Мы говорим целый час о самых разных вещах, и мне кажется, что нет пропасти, разделяющей нас, нет километров и границ. Я представляю ее милое лицо, взлохмаченные со сна волосы и простую хлопчатобумажную пижаму с мишками. И мне так хочется оказаться рядом, стать частью ее жизни, научиться дышать и смеяться, как она. Пьяный бред избалованного пресыщенного миллионера? Может быть, но в данный момент только это и истинно для меня.
Весь следующий день я веду себя, как образцовый турист, а вечером снова набираю ее номер. Иногда она передает трубку Кириллу, и мы вместе смеемся над ее маленькими проделками, рассердившими Дину. Я обещаю мальчику, что привезу целый чемодан подарков, и уже через час скупаю все детские магазины, и снова звоню им, чтобы рассказать, что одного чемодана не хватит и придется нанять грузовик для встречи в аэропорту. Потом приходит ночь, и я ложусь в одинокую кровать, рядом с которой нет бутылки с виски. Я курю, глядя в потолок, и набираю один и тот же номер. Зачем я это делаю? Я бы хотел, чтобы Дина спросила меня, но она молчит. И просто слушает, словно понимает, как мне сейчас нужно говорить, просто говорить с ней. Я рассказываю ей то, что никому никогда не рассказывал. О своем детстве, школьных друзьях, первой выпитой бутылке водки и выкуренной сигарете, о родителях, и их ограниченной скудной жизни и ранней смерти, о первой любви и разочаровании, о жестокости и непостоянстве, об изменах моих жен и своих собственных, о душевной пустоте и ночных кошмарах. Я не знаю, нравится ли ей роль исповедника, но мне импонирует то, что Динара не выдвигает обвинений и не пытается судить меня. Странно, когда мы говорили с ней раньше, с глазу на глаз она частенько пыталась навязать мне свои идеалистические утопические взгляды на жизнь. А сейчас просто слушала.

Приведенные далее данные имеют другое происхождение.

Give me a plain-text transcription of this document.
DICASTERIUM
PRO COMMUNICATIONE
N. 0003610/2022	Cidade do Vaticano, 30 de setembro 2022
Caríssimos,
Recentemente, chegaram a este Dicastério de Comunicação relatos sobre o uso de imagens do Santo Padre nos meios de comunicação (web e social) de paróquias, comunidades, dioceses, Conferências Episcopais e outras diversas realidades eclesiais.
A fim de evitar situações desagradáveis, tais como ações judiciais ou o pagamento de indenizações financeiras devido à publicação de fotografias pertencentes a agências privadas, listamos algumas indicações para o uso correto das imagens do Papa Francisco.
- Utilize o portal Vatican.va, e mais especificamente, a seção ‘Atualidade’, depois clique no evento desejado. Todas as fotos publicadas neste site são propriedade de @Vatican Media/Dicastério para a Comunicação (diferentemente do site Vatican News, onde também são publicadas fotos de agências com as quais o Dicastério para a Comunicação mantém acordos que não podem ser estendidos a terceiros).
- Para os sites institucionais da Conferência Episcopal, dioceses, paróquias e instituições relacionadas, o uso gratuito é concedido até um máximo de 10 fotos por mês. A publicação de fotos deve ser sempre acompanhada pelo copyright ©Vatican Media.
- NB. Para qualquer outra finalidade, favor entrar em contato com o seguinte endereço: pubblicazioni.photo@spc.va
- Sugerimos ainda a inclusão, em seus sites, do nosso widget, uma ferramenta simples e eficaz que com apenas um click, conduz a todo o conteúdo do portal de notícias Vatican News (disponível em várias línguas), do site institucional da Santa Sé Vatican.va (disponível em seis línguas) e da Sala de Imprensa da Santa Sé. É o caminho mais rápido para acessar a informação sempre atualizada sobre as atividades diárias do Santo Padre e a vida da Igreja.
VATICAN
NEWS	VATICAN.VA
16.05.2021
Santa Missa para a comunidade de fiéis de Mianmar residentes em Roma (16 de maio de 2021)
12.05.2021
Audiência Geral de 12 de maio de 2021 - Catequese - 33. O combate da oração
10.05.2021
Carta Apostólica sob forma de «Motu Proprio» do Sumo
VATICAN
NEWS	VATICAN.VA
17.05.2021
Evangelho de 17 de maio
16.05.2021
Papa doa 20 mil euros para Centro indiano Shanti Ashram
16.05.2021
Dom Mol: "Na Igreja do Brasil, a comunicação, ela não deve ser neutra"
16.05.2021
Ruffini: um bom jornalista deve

До конца моего отпуска оставалось две недели, но я не видел смысла продолжать. Утром я сел в самолет до Москвы, не предупредив никого о том, что возвращаюсь. Я хотел успеть приехать в Ярославль ко дню рождения Динары. Романтические бредни стареющего ловеласа.
Глава 22
"- Гарри, Сибила Вейн для меня святыня!
- Только святыни и стоит касаться, Дориан, - сказал лорд Генри с ноткой пафоса в голосе. - И чего вы рассердились? Все равно рано или поздно она будет вашей."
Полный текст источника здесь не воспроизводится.